Shawn odadan çıktıktan sonra biraz telefonumda takılmış ve Hailey ile mesajlaşmıştım. Ona alıyor olduğumuz evin fotoğraflarını göndermiştim. Ondan gelen cevapları kahkahalarla okuduktan sonra onu görüntülü aramıştım.

"Selam hamile!" diye girdiğinde ona moron moron bakmıştım.

"Selam Dünyalı!" demiştim bende

"Nasılsın?"

"Yorgun sen?"

"Regl."

"Yorumların gerçekten çok iç açıcı." dedim gülerek. Yazdığı ahlaksız şeyleri görseniz siz de gülmeden edemezdiniz. Nedeni ise attığım her fotoğrafı seks ile bağdaştırmıştı. Şaka yapmıyorum.

"Sizin gibi bir çiftten beklenir Rose!" dedi

"Kapa çeneni Hailey!" dedim. O benimle biraz daha dalga geçtikten sonra benim ağlamamla dalga geçmesi son bulmuştu.
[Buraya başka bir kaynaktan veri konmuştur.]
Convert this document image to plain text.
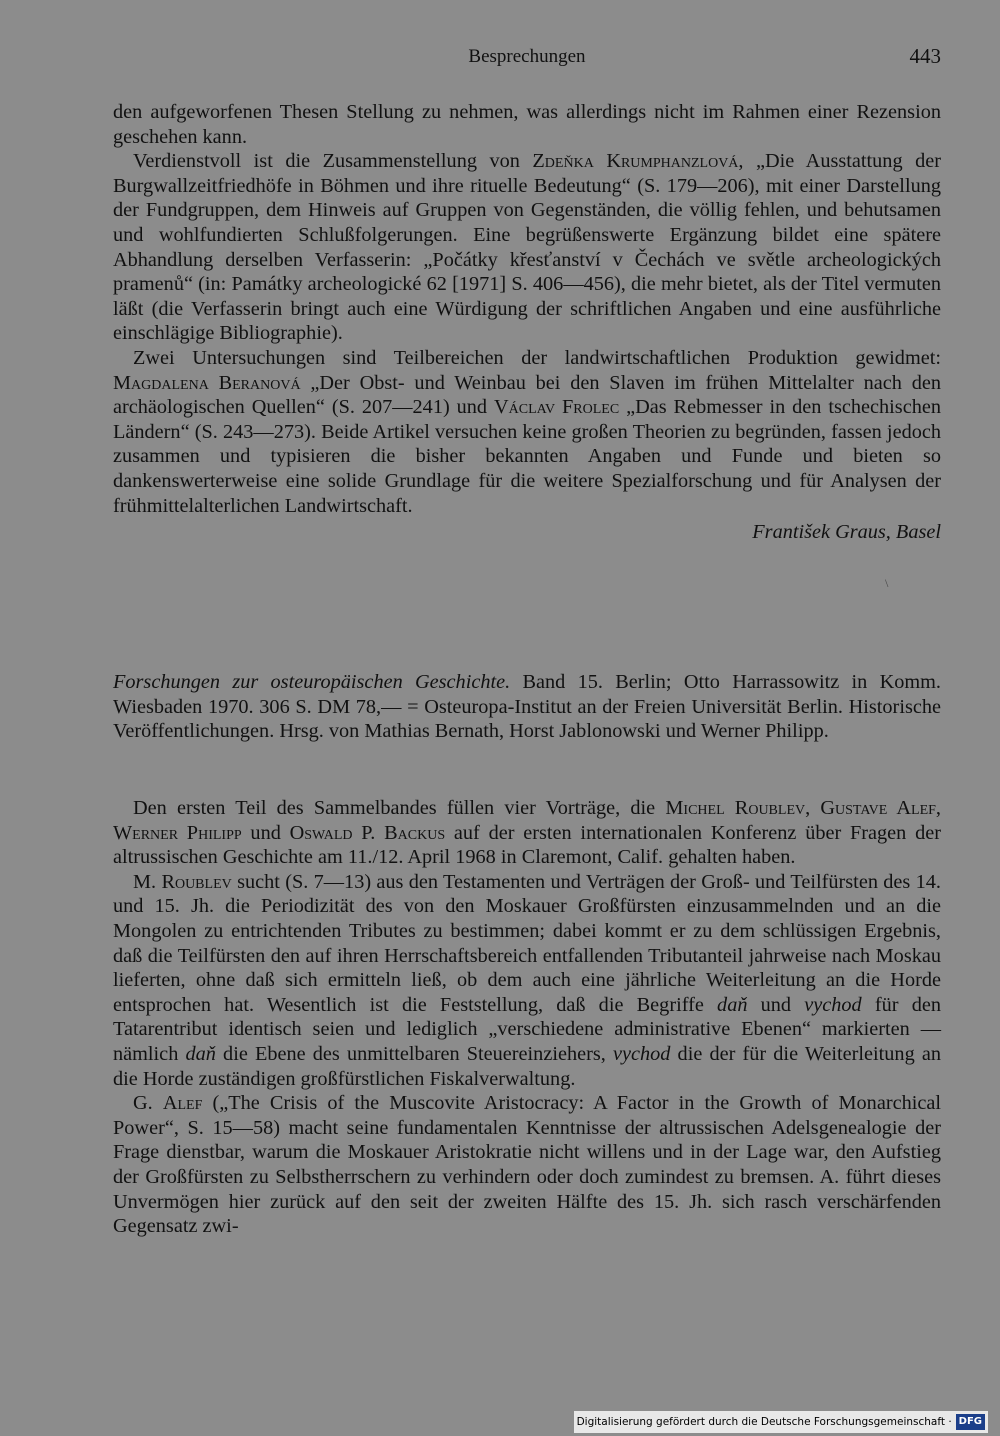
Besprechungen	443

den aufgeworfenen Thesen Stellung zu nehmen, was allerdings nicht im Rahmen einer Rezension geschehen kann.

Verdienstvoll ist die Zusammenstellung von Zdeňka Krumphanzlová, „Die Ausstattung der Burgwallzeitfriedhöfe in Böhmen und ihre rituelle Bedeutung“ (S. 179—206), mit einer Darstellung der Fundgruppen, dem Hinweis auf Gruppen von Gegenständen, die völlig fehlen, und behutsamen und wohlfundierten Schlußfolgerungen. Eine begrüßenswerte Ergänzung bildet eine spätere Abhandlung derselben Verfasserin: „Počátky křesťanství v Čechách ve světle archeologických pramenů“ (in: Památky archeologické 62 [1971] S. 406—456), die mehr bietet, als der Titel vermuten läßt (die Verfasserin bringt auch eine Würdigung der schriftlichen Angaben und eine ausführliche einschlägige Bibliographie).

Zwei Untersuchungen sind Teilbereichen der landwirtschaftlichen Produktion gewidmet: Magdalena Beranová „Der Obst- und Weinbau bei den Slaven im frühen Mittelalter nach den archäologischen Quellen“ (S. 207—241) und Václav Frolec „Das Rebmesser in den tschechischen Ländern“ (S. 243—273). Beide Artikel versuchen keine großen Theorien zu begründen, fassen jedoch zusammen und typisieren die bisher bekannten Angaben und Funde und bieten so dankenswerterweise eine solide Grundlage für die weitere Spezialforschung und für Analysen der frühmittelalterlichen Landwirtschaft.

František Graus, Basel

\

Forschungen zur osteuropäischen Geschichte. Band 15. Berlin; Otto Harrassowitz in Komm. Wiesbaden 1970. 306 S. DM 78,— = Osteuropa-Institut an der Freien Universität Berlin. Historische Veröffentlichungen. Hrsg. von Mathias Bernath, Horst Jablonowski und Werner Philipp.

Den ersten Teil des Sammelbandes füllen vier Vorträge, die Michel Roublev, Gustave Alef, Werner Philipp und Oswald P. Backus auf der ersten internationalen Konferenz über Fragen der altrussischen Geschichte am 11./12. April 1968 in Claremont, Calif. gehalten haben.

M. Roublev sucht (S. 7—13) aus den Testamenten und Verträgen der Groß- und Teilfürsten des 14. und 15. Jh. die Periodizität des von den Moskauer Großfürsten einzusammelnden und an die Mongolen zu entrichtenden Tributes zu bestimmen; dabei kommt er zu dem schlüssigen Ergebnis, daß die Teilfürsten den auf ihren Herrschaftsbereich entfallenden Tributanteil jahrweise nach Moskau lieferten, ohne daß sich ermitteln ließ, ob dem auch eine jährliche Weiterleitung an die Horde entsprochen hat. Wesentlich ist die Feststellung, daß die Begriffe daň und vychod für den Tatarentribut identisch seien und lediglich „verschiedene administrative Ebenen“ markierten — nämlich daň die Ebene des unmittelbaren Steuereinziehers, vychod die der für die Weiterleitung an die Horde zuständigen großfürstlichen Fiskalverwaltung.

G. Alef („The Crisis of the Muscovite Aristocracy: A Factor in the Growth of Monarchical Power“, S. 15—58) macht seine fundamentalen Kenntnisse der altrussischen Adelsgenealogie der Frage dienstbar, warum die Moskauer Aristokratie nicht willens und in der Lage war, den Aufstieg der Großfürsten zu Selbstherrschern zu verhindern oder doch zumindest zu bremsen. A. führt dieses Unvermögen hier zurück auf den seit der zweiten Hälfte des 15. Jh. sich rasch verschärfenden Gegensatz zwi-

Digitalisierung gefördert durch die Deutsche Forschungsgemeinschaft · DFG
Biraz normal sohbet ettikten sonra provasının olduğundan bahsedip kapatmıştı. Yarın konser olacağından bugün kimse kimsenin umrunda değildi. Shawn'ın mesajını yanıtladıktan sonra bir an önce gelmesini beklemeye başlamıştım. Nedeni ise benim için yiyecek aldığını söylemesiydi. Odanın kapısı çaldığında hızlıca yerimden kalkmış ve kapıyı açmıştım. Shawn gülerek içeri girerken elinden paketleri almıştım.

"Nasılmış benim sevgilim?"

"Şunları yiyince epey iyi olacak!" dedim kahkaha atıp paketleri açmama yardımcı oldu. Birlikte yiyecekleri bitirdikten sonra iyice yayılmıştık.
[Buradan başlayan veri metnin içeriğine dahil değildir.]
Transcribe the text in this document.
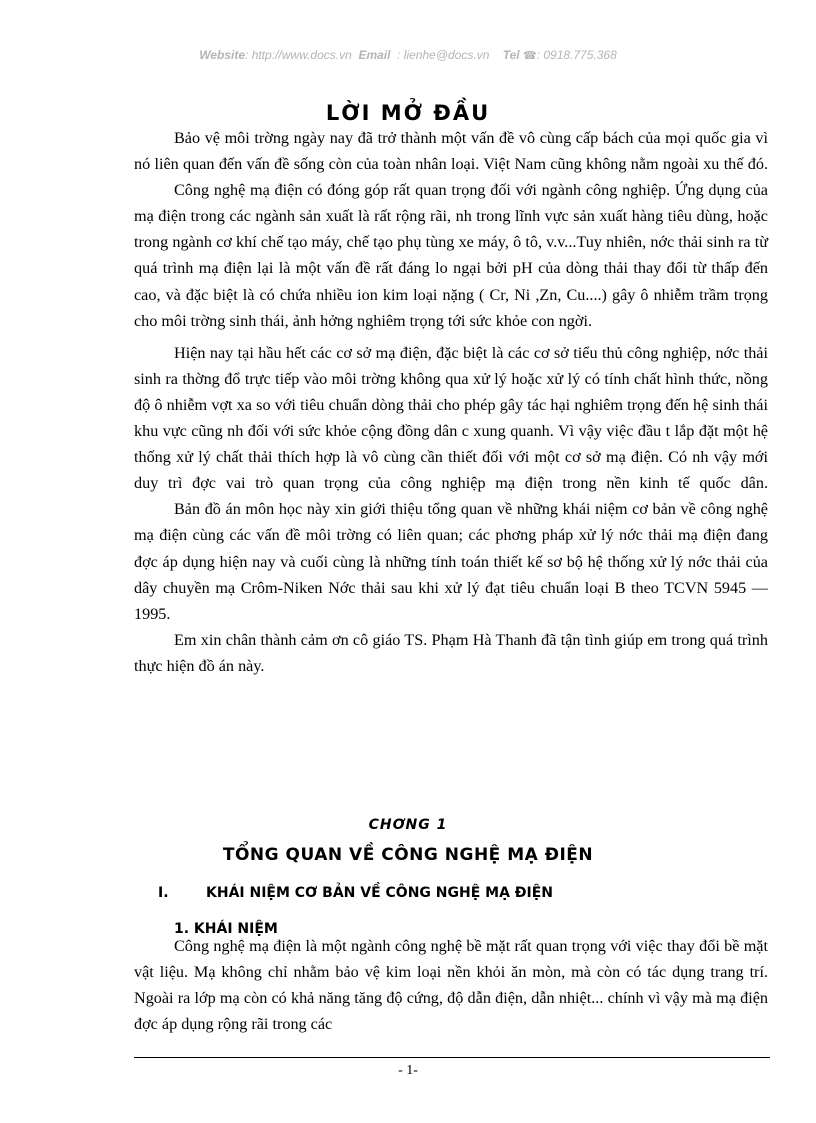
Website: http://www.docs.vn Email  : lienhe@docs.vn Tel ☎: 0918.775.368
LỜI MỞ ĐẦU

Bảo vệ môi trờng ngày nay đã trở thành một vấn đề vô cùng cấp bách của mọi quốc gia vì nó liên quan đến vấn đề sống còn của toàn nhân loại. Việt Nam cũng không nằm ngoài xu thế đó.

Công nghệ mạ điện có đóng góp rất quan trọng đối với ngành công nghiệp. Ứng dụng của mạ điện trong các ngành sản xuất là rất rộng rãi, nh trong lĩnh vực sản xuất hàng tiêu dùng, hoặc trong ngành cơ khí chế tạo máy, chế tạo phụ tùng xe máy, ô tô, v.v...Tuy nhiên, nớc thải sinh ra từ quá trình mạ điện lại là một vấn đề rất đáng lo ngại bởi pH của dòng thải thay đổi từ thấp đến cao, và đặc biệt là có chứa nhiều ion kim loại nặng ( Cr, Ni ,Zn, Cu....) gây ô nhiễm trầm trọng cho môi trờng sinh thái, ảnh hởng nghiêm trọng tới sức khỏe con ngời.

Hiện nay tại hầu hết các cơ sở mạ điện, đặc biệt là các cơ sở tiểu thủ công nghiệp, nớc thải sinh ra thờng đổ trực tiếp vào môi trờng không qua xử lý hoặc xử lý có tính chất hình thức, nồng độ ô nhiễm vợt xa so với tiêu chuẩn dòng thải cho phép gây tác hại nghiêm trọng đến hệ sinh thái khu vực cũng nh đối với sức khỏe cộng đồng dân c xung quanh. Vì vậy việc đầu t lắp đặt một hệ thống xử lý chất thải thích hợp là vô cùng cần thiết đối với một cơ sở mạ điện. Có nh vậy mới duy trì đợc vai trò quan trọng của công nghiệp mạ điện trong nền kinh tế quốc dân.

Bản đồ án môn học này xin giới thiệu tổng quan về những khái niệm cơ bản về công nghệ mạ điện cùng các vấn đề môi trờng có liên quan; các phơng pháp xử lý nớc thải mạ điện đang đợc áp dụng hiện nay và cuối cùng là những tính toán thiết kế sơ bộ hệ thống xử lý nớc thải của dây chuyền mạ Crôm-Niken Nớc thải sau khi xử lý đạt tiêu chuẩn loại B theo TCVN 5945 — 1995.

Em xin chân thành cảm ơn cô giáo TS. Phạm Hà Thanh đã tận tình giúp em trong quá trình thực hiện đồ án này.

CHƠNG 1
TỔNG QUAN VỀ CÔNG NGHỆ MẠ ĐIỆN
I.	KHÁI NIỆM CƠ BẢN VỀ CÔNG NGHỆ MẠ ĐIỆN
1. KHÁI NIỆM

Công nghệ mạ điện là một ngành công nghệ bề mặt rất quan trọng với việc thay đổi bề mặt vật liệu. Mạ không chỉ nhằm bảo vệ kim loại nền khỏi ăn mòn, mà còn có tác dụng trang trí. Ngoài ra lớp mạ còn có khả năng tăng độ cứng, độ dẫn điện, dẫn nhiệt... chính vì vậy mà mạ điện đợc áp dụng rộng rãi trong các

- 1-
İç mimar ile anlaşmıştık. Mobilya ve türevlerinin halledilmesi için. İç mimar ile mailleştikten sonra Shawn ile birlikte satranç oynamaya başlamıştık. İki kere ben kazanmıştım Üç kere de o. Epey gülerek oynamıştık. Hava karardığında birlikte yemek yemeğe inmiştik. Hayatımız yemek yemekle geçiyordu. Aslına bakarsanız herkes kendi hayatını gözden geçirdiğinde ya uyuyordu ya da yemek yiyordu. Her neyse.
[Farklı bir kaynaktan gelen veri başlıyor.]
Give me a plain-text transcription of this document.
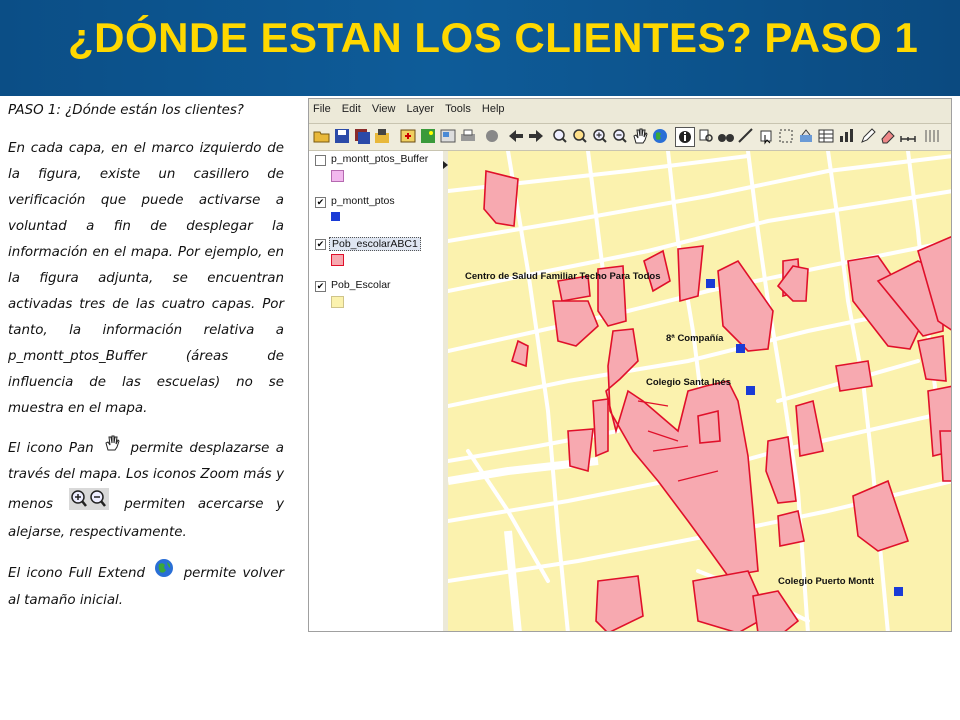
¿DÓNDE ESTAN LOS CLIENTES? PASO 1

PASO 1: ¿Dónde están los clientes?

En cada capa, en el marco izquierdo de la figura, existe un casillero de verificación que puede activarse a voluntad a fin de desplegar la información en el mapa. Por ejemplo, en la figura adjunta, se encuentran activadas tres de las cuatro capas. Por tanto, la información relativa a p_montt_ptos_Buffer (áreas de influencia de las escuelas) no se muestra en el mapa.

El icono Pan	permite desplazarse a través del mapa. Los iconos Zoom más y menos	permiten acercarse y alejarse, respectivamente.

El icono Full Extend	permite volver al tamaño inicial.

File Edit View Layer Tools Help
p_montt_ptos_Buffer
✔ p_montt_ptos
✔ Pob_escolarABC1
✔ Pob_Escolar
Centro de Salud Familiar Techo Para Todos
8ª Compañía
Colegio Santa Inés
Colegio Puerto Montt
Yemekte epeyce insanlarla sohbet etmiştik. Tur ekibine yeni katılan görevli kızlardan bir tanesi fazlasıyla gözüme batıyordu. Shawn'a olan bakışları hoşuma gitmezken diğer yandan benden hiçbir şekilde haz etmediğini biliyordum. Ama ne yazık ki burada hikayenin ana kahramanı o değildi. Kimsenin dikkat etmediği yan karakterlerden biriydi sadece. Shawn ve diğerleriyle birlikte otelin dış kısmındaki kafe bar tarzı yerde oturup bir şeyler için sohbet ederken- ki ben bu noktada alkolsüz meyve kokteyli içiyordum- o kızın geldiğini gördüm. Yanımıza oturduktan sonra önce gözlerini bana dikti bir süre sonrasında ise Shawn'a bakmaya başladı. Ta ki ekipten Timothy bize soru yöneltene dek.

"Rose, bebeğinizin cinsiyeti belli oldu mu?" diye sorduğunda tüm dikkatler üzerimize çekilmişti.

"Hayır. Daha 14 haftalık. İki hafta sonra dördüncü aya giriyoruz. Zaten üç hafta sonra da doktor kontrolümüz var." dedim gülerek.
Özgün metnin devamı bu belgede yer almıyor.